Rhys was celebrated by Welsh poet Einion Offeiriad, and memorialized in poems by his cousin Dafydd ap Gwilym, and by Iolo Goch.

One of his descendants is the famous Rhys ap Thomas.

==Sources==
- A. D. Carr, Medieval Wales, St. Martin's Press, 1995
- A. D. Carr, "Tudor family, forebears of"
- David Green, The Hundred Years War: A People's History, Yale University Press, 2014
- R. A. Griffiths, "Rhys, Sir, ap Gruffudd"

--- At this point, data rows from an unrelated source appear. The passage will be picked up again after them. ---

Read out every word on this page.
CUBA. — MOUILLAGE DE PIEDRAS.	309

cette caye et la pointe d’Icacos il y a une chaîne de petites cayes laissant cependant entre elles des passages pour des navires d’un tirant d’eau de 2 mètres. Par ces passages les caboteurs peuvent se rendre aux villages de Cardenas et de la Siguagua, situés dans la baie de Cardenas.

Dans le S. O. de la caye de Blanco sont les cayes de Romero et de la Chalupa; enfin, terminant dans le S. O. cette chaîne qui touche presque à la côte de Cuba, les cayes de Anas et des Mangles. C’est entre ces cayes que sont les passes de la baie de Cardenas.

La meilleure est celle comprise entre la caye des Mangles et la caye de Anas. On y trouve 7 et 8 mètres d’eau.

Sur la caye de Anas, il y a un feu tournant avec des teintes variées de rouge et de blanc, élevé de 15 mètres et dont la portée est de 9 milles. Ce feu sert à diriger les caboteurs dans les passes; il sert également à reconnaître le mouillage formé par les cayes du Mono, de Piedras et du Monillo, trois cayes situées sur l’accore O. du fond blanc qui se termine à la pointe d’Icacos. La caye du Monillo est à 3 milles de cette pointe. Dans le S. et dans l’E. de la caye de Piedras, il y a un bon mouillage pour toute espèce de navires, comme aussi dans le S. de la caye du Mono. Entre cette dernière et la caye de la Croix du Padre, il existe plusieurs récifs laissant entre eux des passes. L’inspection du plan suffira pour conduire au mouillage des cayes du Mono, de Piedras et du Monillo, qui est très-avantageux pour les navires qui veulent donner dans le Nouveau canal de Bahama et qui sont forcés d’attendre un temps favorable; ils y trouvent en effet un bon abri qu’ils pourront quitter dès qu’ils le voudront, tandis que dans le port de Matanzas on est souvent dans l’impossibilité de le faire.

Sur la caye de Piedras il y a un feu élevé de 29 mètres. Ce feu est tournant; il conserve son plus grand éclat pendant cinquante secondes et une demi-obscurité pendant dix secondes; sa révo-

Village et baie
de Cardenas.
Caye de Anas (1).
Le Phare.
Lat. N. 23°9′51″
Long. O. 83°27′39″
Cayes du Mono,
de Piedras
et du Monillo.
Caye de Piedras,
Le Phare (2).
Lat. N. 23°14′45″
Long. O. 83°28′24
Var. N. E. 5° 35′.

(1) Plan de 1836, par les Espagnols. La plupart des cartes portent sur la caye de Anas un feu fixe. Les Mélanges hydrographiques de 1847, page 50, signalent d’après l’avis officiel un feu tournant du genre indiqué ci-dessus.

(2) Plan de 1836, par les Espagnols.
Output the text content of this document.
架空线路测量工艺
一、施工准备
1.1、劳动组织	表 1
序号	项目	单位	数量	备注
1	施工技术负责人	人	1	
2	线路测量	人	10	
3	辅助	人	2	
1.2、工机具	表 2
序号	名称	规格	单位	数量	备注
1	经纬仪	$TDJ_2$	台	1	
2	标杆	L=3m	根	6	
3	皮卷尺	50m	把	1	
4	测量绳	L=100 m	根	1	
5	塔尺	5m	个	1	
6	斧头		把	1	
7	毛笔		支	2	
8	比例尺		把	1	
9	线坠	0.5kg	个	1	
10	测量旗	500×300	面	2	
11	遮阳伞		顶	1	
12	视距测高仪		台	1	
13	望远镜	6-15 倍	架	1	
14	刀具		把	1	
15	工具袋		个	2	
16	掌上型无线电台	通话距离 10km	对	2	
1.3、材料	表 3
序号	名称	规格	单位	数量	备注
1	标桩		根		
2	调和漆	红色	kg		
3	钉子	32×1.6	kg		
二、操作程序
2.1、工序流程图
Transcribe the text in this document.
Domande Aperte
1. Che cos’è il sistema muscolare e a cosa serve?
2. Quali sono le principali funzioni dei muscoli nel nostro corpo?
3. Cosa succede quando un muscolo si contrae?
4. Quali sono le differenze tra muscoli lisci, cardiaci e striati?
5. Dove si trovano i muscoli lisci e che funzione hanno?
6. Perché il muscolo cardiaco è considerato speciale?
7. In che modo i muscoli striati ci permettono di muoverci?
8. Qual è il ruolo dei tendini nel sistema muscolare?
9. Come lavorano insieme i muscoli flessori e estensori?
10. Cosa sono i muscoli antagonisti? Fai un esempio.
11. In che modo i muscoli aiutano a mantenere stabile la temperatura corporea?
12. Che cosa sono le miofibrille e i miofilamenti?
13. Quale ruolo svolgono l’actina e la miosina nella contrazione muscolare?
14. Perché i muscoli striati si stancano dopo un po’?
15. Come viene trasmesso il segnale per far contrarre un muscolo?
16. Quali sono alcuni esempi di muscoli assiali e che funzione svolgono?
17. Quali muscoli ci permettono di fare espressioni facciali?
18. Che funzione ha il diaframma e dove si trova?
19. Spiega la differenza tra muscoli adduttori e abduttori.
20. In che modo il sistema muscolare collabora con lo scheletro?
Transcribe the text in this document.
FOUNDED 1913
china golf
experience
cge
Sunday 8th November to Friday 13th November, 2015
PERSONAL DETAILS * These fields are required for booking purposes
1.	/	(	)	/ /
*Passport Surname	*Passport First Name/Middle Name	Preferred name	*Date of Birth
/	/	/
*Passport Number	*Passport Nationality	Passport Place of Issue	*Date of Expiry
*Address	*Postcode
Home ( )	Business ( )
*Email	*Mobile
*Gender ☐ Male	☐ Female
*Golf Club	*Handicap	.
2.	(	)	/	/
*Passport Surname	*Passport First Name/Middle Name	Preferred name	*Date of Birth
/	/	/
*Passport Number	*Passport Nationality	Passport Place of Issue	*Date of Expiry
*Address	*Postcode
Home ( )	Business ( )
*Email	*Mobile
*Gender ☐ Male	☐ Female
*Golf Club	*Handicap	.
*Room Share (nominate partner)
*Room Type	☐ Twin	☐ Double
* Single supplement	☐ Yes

- Thomas Jones Pierce, "RHYS ap GRUFFYDD or ‘Syr RHYS’ (died 1356), nobleman", Dictionary of Welsh Biography, 1959
- Gerald Morgan, "The Growth of Gentry Estates", in Geraint H. Jenkins, ed., Cardiganshire County History, Volume 2: Medieval and Early Modern Cardiganshire, Cymdeithas Hanes Ceredigion Historical Society, 2019, pp. 391–402
- Brynley F. Roberts, "Einion Offeiriad"
- Thomas Frederick Tout, "The Captivity and Death of Edward of Carnarvon", Bulletin of the John Rylands Library, vol. 6 (1923), pp. 69=115.